As of last fall, the plan was for a building topped by a structural concrete spire. No one has ever pumped concrete up one kilometer. "The issue will be the mix design and labor at the top," said Weismantle. "To have a mix that can be pumped and placed at these heights [is a big challenge]," he added.

Wind loads also required attention. Early on, there was concern because the tower's edges were so sharp. But wind-tunnel tests showed no need to round the corners. "It's a well-behaved building," said Sinn. "The experience of Adrian and his team paid off," he added.

Peter A. Irwin, RWDI's chairman, agrees. For the burj, RWDI tested many iterations on the shape and "a lot was learned," said Irwin. "On Kingdom Tower, we started with a good shape and didn't do as many iterations."

John Galsworthy, RWDI's project director, agreed, saying, "In tests, the tapering form helped to mitigate cross-wind excitation, known as vortex shedding."

In terms of the building's technology, everything is pushed a step rather than being a radical departure—except for the elevator technology, said Weismantle.



Plans call for 59 elevators, including 54 single-deck and five double-deck cabs.

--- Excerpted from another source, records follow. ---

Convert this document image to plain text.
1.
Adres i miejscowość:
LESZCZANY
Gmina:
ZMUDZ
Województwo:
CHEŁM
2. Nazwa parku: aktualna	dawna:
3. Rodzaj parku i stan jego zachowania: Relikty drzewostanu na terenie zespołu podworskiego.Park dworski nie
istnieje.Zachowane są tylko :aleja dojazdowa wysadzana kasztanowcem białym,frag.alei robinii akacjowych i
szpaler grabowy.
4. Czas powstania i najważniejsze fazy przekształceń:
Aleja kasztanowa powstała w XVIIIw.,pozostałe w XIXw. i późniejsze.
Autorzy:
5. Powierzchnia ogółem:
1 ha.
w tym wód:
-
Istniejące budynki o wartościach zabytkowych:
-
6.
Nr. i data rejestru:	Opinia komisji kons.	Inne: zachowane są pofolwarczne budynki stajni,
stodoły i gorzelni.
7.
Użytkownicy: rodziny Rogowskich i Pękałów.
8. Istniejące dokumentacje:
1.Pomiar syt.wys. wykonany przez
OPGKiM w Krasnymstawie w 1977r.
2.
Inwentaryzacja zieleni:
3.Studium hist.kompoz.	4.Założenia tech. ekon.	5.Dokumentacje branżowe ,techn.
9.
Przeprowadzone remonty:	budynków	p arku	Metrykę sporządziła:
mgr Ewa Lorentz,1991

The dedicated elevator serving the observatory is designed to travel 10 m per second in both directions.

The top occupied floor is more than 600 m high. For the elevators, the key issue is building sway. The elevator design incorporates "followers," cables that keep the main cables from hitting the shaft walls. The followers are more than half the height of the occupied levels of the building—more than 300 m.

Though the tower's form is inspired by the folded fronds of young desert plant growth, the three-petal footprint is ideal for residential units and the tapering wings produce an aerodynamic shape that helps minimize structural loads due to vortex shedding, said Smith. He is satisfied that the lessons learned from the burj construction will result in a better building that is much quicker to build.